MEHİR SENEDİ VE MEHİR ALACAĞI

MEHİR SENEDİ VE MEHİR ALACAĞI

1-MEHİR SENEDİ NEDİR?
İslam Hukukuna göre mehir; erkeğin evlenirken kadına verdiği veya vermeyi vaad ettiği para
veya mal olarak tanımlanmaktadır. Medeni Kanunumuzda düzenlenmeyen ve örfi hukuka
dayanan mehir senedi davaları, boşanma davaları neticesinde gündeme gelmektedir. Mehir;
mehr-i müeccel ve mehr-i muaccel olmak üzere 2 ‘ye ayrılmaktadır.

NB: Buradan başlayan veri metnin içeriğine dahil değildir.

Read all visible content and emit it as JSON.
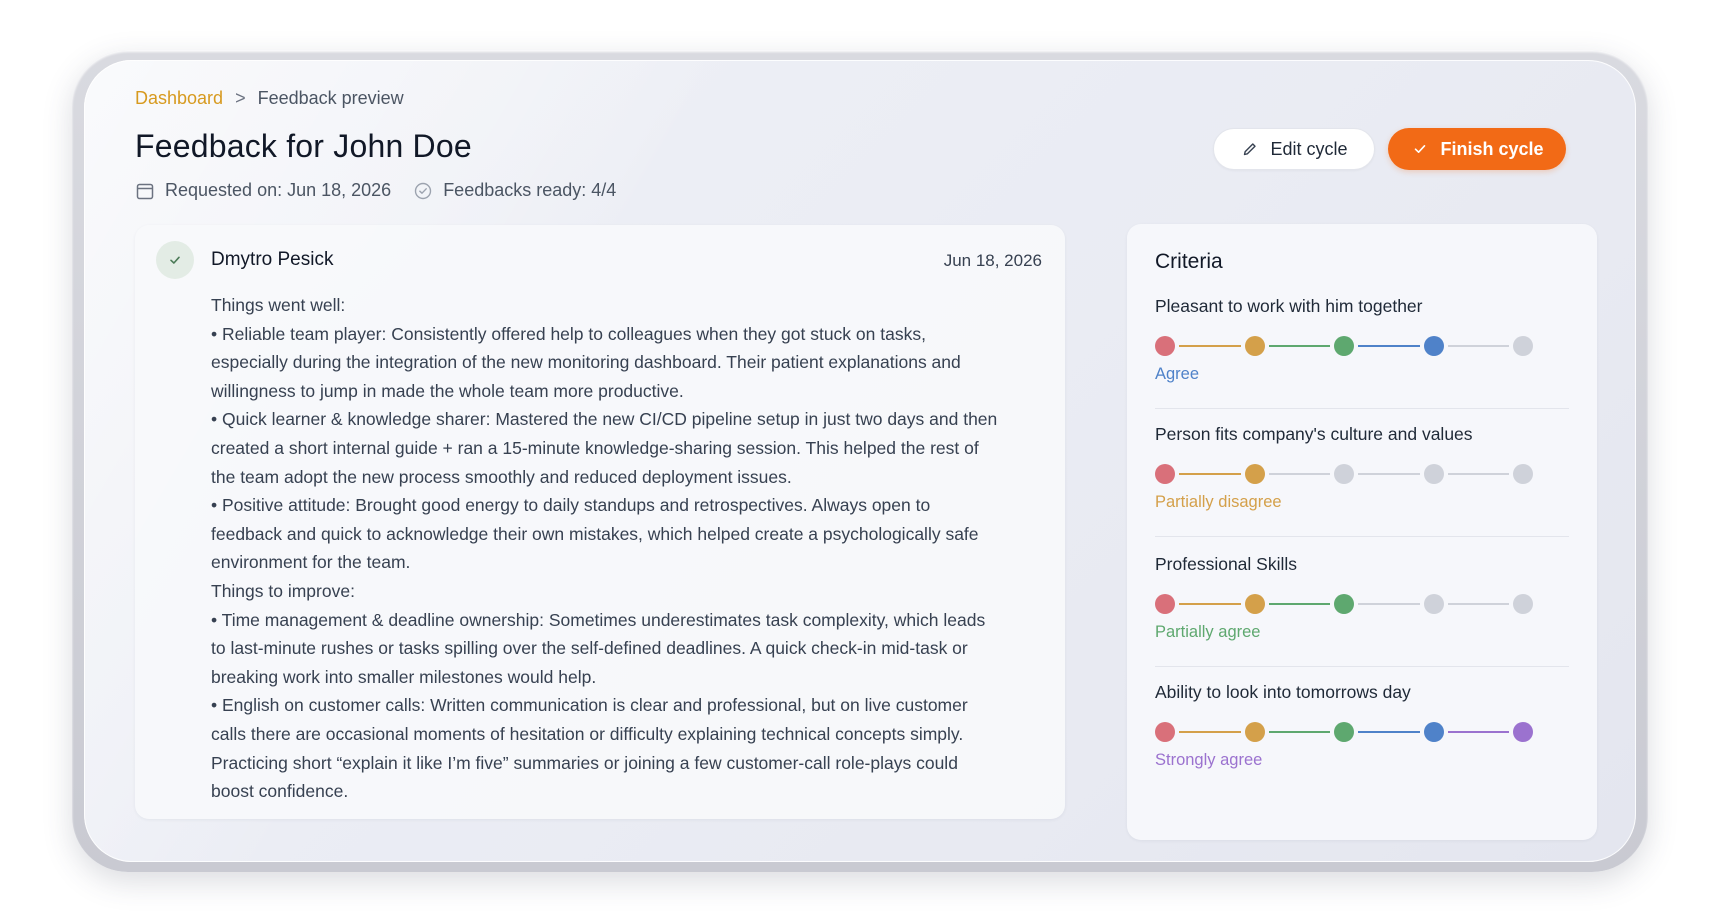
{
  "breadcrumb": {
    "root": "Dashboard",
    "separator": ">",
    "current": "Feedback preview"
  },
  "page": {
    "title": "Feedback for John Doe",
    "requested_on": "Requested on: Jun 18, 2026",
    "feedbacks_ready": "Feedbacks ready: 4/4"
  },
  "actions": {
    "edit_label": "Edit cycle",
    "finish_label": "Finish cycle"
  },
  "feedback": {
    "author": "Dmytro Pesick",
    "date": "Jun 18, 2026",
    "lines": [
      "Things went well:",
      "• Reliable team player: Consistently offered help to colleagues when they got stuck on tasks,",
      "especially during the integration of the new monitoring dashboard. Their patient explanations and",
      "willingness to jump in made the whole team more productive.",
      "• Quick learner & knowledge sharer: Mastered the new CI/CD pipeline setup in just two days and then",
      "created a short internal guide + ran a 15-minute knowledge-sharing session. This helped the rest of",
      "the team adopt the new process smoothly and reduced deployment issues.",
      "• Positive attitude: Brought good energy to daily standups and retrospectives. Always open to",
      "feedback and quick to acknowledge their own mistakes, which helped create a psychologically safe",
      "environment for the team.",
      "Things to improve:",
      "• Time management & deadline ownership: Sometimes underestimates task complexity, which leads",
      "to last-minute rushes or tasks spilling over the self-defined deadlines. A quick check-in mid-task or",
      "breaking work into smaller milestones would help.",
      "• English on customer calls: Written communication is clear and professional, but on live customer",
      "calls there are occasional moments of hesitation or difficulty explaining technical concepts simply.",
      "Practicing short “explain it like I’m five” summaries or joining a few customer-call role-plays could",
      "boost confidence."
    ]
  },
  "criteria": {
    "title": "Criteria",
    "scale_colors": [
      "#d9707a",
      "#d4a04a",
      "#5ea86f",
      "#4f82c9",
      "#9b72cf"
    ],
    "inactive_color": "#cfd2da",
    "items": [
      {
        "label": "Pleasant to work with him together",
        "value": "Agree",
        "level": 4,
        "value_color": "#4f82c9"
      },
      {
        "label": "Person fits company's culture and values",
        "value": "Partially disagree",
        "level": 2,
        "value_color": "#d4a04a"
      },
      {
        "label": "Professional Skills",
        "value": "Partially agree",
        "level": 3,
        "value_color": "#5ea86f"
      },
      {
        "label": "Ability to look into tomorrows day",
        "value": "Strongly agree",
        "level": 5,
        "value_color": "#9b72cf"
      }
    ]
  }
}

Mehr-i muaccel, evlilik birliğinin kurulmasıyla, mehr-i müeccel ise evlilik birliğinin boşanma
veya ölüm sonucunda verilir.
Medeni kanunumuzda açıkça yer almayan davalar Yargıtay’ın yerleşik içtihatlarına göre
Türk Borçlar Kanunu kapsamında bağış vaadi olarak kabul edilmektedir. Çünkü tarafların
düzenlemiş olduğu mehir senedinin hukuken geçerli olabilmesi adına bağışlama vaadinin
şartlarını taşıması gerekmektedir. Kişi ileride bir malvarlığı değerinin karşı tarafın
tasarrufuna bırakılacağını taahhüt etmekle bir borç altına girer.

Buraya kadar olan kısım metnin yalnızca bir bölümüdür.